The use of Large Language Models (LLMs) as automatic judges for code evaluation is becoming increasingly prevalent in academic environments. But their reliability can be compromised by students who may employ adversarial prompting strategies in order to induce misgrading and secure undeserved academic advantages. In this paper, we present the first large-scale study of jailbreaking LLM-based automated code evaluators in academic context. Our contributions are: (i) We systematically adapt 20+ jailbreaking strategies for jailbreaking AI code evaluators in the academic context, defining a new class of attacks termed academic jailbreaking. (ii) We release a poisoned dataset of 25K adversarial student submissions, specifically designed for the academic code-evaluation setting, sourced from diverse real-world coursework and paired with rubrics and human-graded references, and (iii) In order to capture the multidimensional impact of academic jailbreaking, we systematically adapt and define three jailbreaking metrics (Jailbreak Success Rate, Score Inflation, and Harmfulness). (iv) We comprehensively evalulate the academic jailbreaking attacks using six LLMs. We find that these models exhibit significant vulnerability, particularly to persuasive and role-play-based attacks (up to 97% JSR). Our adversarial dataset and benchmark suite lay the groundwork for next-generation robust LLM-based evaluators in academic code assessment.

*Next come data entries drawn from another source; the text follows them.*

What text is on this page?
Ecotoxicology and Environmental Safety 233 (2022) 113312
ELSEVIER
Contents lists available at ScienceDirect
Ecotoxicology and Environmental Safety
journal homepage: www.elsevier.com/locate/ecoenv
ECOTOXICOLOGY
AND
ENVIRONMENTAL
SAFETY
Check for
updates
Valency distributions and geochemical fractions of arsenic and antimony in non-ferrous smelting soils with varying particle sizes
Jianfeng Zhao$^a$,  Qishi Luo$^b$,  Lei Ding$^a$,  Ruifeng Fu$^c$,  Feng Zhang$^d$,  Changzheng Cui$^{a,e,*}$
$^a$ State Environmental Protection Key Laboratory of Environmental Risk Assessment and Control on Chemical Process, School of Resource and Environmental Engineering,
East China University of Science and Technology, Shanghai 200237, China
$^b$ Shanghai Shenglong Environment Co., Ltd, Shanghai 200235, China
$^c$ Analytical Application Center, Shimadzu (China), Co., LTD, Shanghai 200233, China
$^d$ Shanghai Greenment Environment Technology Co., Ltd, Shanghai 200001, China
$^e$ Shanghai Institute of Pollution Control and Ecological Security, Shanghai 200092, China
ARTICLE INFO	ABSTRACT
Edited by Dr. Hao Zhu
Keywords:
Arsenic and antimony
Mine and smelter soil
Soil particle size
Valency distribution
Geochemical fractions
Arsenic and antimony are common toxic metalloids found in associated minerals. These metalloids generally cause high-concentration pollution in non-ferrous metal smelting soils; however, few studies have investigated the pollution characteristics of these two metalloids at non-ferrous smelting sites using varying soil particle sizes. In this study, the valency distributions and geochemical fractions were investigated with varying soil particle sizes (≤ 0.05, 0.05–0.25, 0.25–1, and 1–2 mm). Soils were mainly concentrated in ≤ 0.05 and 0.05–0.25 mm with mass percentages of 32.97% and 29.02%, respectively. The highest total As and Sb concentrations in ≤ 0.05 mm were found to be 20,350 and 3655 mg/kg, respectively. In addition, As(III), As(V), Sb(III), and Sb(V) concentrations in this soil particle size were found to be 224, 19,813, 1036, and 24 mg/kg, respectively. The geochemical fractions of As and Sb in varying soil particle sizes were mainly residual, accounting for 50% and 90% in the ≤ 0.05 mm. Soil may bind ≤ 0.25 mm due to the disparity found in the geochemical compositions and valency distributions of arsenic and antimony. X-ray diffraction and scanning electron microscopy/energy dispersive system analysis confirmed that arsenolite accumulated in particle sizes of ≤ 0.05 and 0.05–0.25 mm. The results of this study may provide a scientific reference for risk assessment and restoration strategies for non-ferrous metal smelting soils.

翻译：大型语言模型（LLM）作为代码评估的自动评判工具在学术环境中正日益普及。但其可靠性可能因学生采用对抗性提示策略而受到损害，这些策略旨在诱导误判以获取不应得的学术优势。本文首次在学术背景下对基于LLM的自动化代码评估器进行大规模越狱研究。我们的贡献包括：（一）系统性地调整了20余种越狱策略，用于在学术背景下攻击AI代码评估器，定义了一类新型攻击——学术越狱。（二）我们发布了包含2.5万条对抗性学生提交的污染数据集，该数据集专为学术代码评估场景设计，源自多样化的真实课程作业，并配有评分标准和人评参考答案。（三）为全面衡量学术越狱的多维度影响，我们系统性地调整并定义了三种越狱度量指标（越狱成功率、分数膨胀率和危害性）。（四）我们使用六种LLM对学术越狱攻击进行了全面评估。研究发现这些模型表现出显著脆弱性，尤其对说服型和角色扮演型攻击的抵抗力较弱（越狱成功率最高达97%）。本研究的对抗性数据集与基准测试套件为开发新一代鲁棒的基于LLM的学术代码评估器奠定了基础。